I don't think this is an issue.  (syntax-ppss-1 POS), when
new-local-variable is non-nil simulates (parse-partial-sexp
new-local-variable POS), and the latter would throw an error for
precisely the same values of POS as the former.

> > Narrowing doesn't change the buffer state either, beyond what it
> > explicitly says it does.

> It changes state and, as such, behavior of a huge number of functions 
> (both core and third-party ones).

Maybe, but these changes are the direct desired effect of narrowing.
They're not nasty unforeseen side effects.

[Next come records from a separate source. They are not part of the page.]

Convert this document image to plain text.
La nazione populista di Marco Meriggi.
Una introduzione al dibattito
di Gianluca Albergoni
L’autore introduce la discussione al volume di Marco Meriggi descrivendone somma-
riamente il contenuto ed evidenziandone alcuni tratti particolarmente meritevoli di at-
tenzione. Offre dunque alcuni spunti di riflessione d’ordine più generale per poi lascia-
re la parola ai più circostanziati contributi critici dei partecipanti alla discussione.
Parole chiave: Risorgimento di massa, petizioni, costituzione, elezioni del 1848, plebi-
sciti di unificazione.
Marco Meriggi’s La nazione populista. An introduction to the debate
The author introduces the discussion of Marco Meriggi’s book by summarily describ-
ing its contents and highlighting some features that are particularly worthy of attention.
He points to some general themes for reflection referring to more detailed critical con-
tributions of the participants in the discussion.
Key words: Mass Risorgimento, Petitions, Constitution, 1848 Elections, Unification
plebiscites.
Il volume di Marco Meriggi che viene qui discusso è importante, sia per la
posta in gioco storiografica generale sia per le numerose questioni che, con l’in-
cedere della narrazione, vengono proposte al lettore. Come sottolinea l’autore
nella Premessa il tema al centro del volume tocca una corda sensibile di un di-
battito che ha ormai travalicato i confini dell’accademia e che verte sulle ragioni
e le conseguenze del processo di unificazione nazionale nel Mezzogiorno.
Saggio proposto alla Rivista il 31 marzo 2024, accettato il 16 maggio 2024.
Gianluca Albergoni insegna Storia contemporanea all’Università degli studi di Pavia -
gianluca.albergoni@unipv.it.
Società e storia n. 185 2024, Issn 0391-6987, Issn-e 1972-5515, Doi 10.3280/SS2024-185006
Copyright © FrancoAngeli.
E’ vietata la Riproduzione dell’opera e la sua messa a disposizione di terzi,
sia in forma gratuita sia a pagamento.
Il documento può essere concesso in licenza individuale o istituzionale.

> > In particular, it doesn't change things like
> > whether a particular buffer position is inside a string.

> Not every buffer position is unequivocally "inside a strong" or not.

> Take this example.

> // Here's a string: "abc".

> Is abc inside a string? That depends on what exactly we mean by that, 
> for a given use case.

That may be the case, but that has nothing to do with what I said ("In
particular, it doesn't change ....").  Whether abc is inside a string or
not doesn't vary by the narrowing.  It's determined by other factors.

> > It tends to be trivial to add stuff on.  Much easier than getting rid of
> > stuff.  And that extra stuff might well be fat rather than muscle.

> That's just rhetoric.

I don't think so.  In particular, I was thinking of what I think is
called "hard widening".  I think it would be a mistake to add this
feature.  At the moment, narrowing is a strong, direct, simple facility
- it does what it says it does and no more.  Were "hard widening" to be
introduced, we could easily end up with a confused mess of `widen' and
`hard-widen' through the code, with nobody being quite sure which one to
use and why.  There might be lots of depressing errors where the wrong
one is used.

> >> You keep repeating that word (replace), as though that solves anything.

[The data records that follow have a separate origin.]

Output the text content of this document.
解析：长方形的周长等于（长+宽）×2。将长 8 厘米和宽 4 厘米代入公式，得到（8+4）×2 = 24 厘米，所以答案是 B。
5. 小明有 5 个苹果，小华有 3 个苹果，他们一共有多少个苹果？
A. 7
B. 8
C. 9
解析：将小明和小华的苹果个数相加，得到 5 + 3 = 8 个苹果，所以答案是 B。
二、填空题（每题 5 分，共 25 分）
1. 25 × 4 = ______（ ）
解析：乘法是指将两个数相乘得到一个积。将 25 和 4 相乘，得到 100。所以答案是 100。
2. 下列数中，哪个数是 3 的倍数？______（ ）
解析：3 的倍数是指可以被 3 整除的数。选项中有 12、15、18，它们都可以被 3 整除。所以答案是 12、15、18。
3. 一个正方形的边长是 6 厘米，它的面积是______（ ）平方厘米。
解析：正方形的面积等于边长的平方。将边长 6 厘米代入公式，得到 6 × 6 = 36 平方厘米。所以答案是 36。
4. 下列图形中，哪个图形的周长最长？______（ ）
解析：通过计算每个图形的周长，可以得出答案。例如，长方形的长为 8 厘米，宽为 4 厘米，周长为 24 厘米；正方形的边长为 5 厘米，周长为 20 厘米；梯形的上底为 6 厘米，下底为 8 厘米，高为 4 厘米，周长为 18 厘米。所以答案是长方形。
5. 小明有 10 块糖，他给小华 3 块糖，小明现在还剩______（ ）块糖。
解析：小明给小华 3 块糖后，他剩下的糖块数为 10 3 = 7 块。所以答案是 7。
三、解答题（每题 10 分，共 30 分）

> > It would solve bug #22983.

> No, it won't. For instance, because the bug is complaining about the 
> behavior of syntax-ppss (see, I can play these word games too).

Oh dear, Dmitry!  ;-)

> More importantly, any change you would make to the "new" function you 
> could make to syntax-ppss instead.

The new function would be a different function, i.e. it would have a
different definition.  Just for clarity, it would not be written from
scratch, it would be based on the current syntax-ppss.

> >> and that function doesn't have an "escape hatch", the multi-mode
> >> packages will be hung out to dry.

> > I wouldn't want that to happen.  Does the suggested new buffer local
> > variable (to specify the lower bound in the notional partial-parse-sexp)
> > not provide this escape hatch?

> It would (if we're talking about changing syntax-ppss, and not anything 
> else). It does come with its own weird semantics, however, mentioned at 
> the top of this message.

> Further, the good part of this proposal is more or less equivalent to 
> "indexing syntax-ppss cache by point-min" as proposed by Stefan.

I think I agree here.  But "good part" implies the existence of a "less
good part".  What, in your view, constitues this "less good part"?

Alan Mackenzie (Nuremberg, Germany).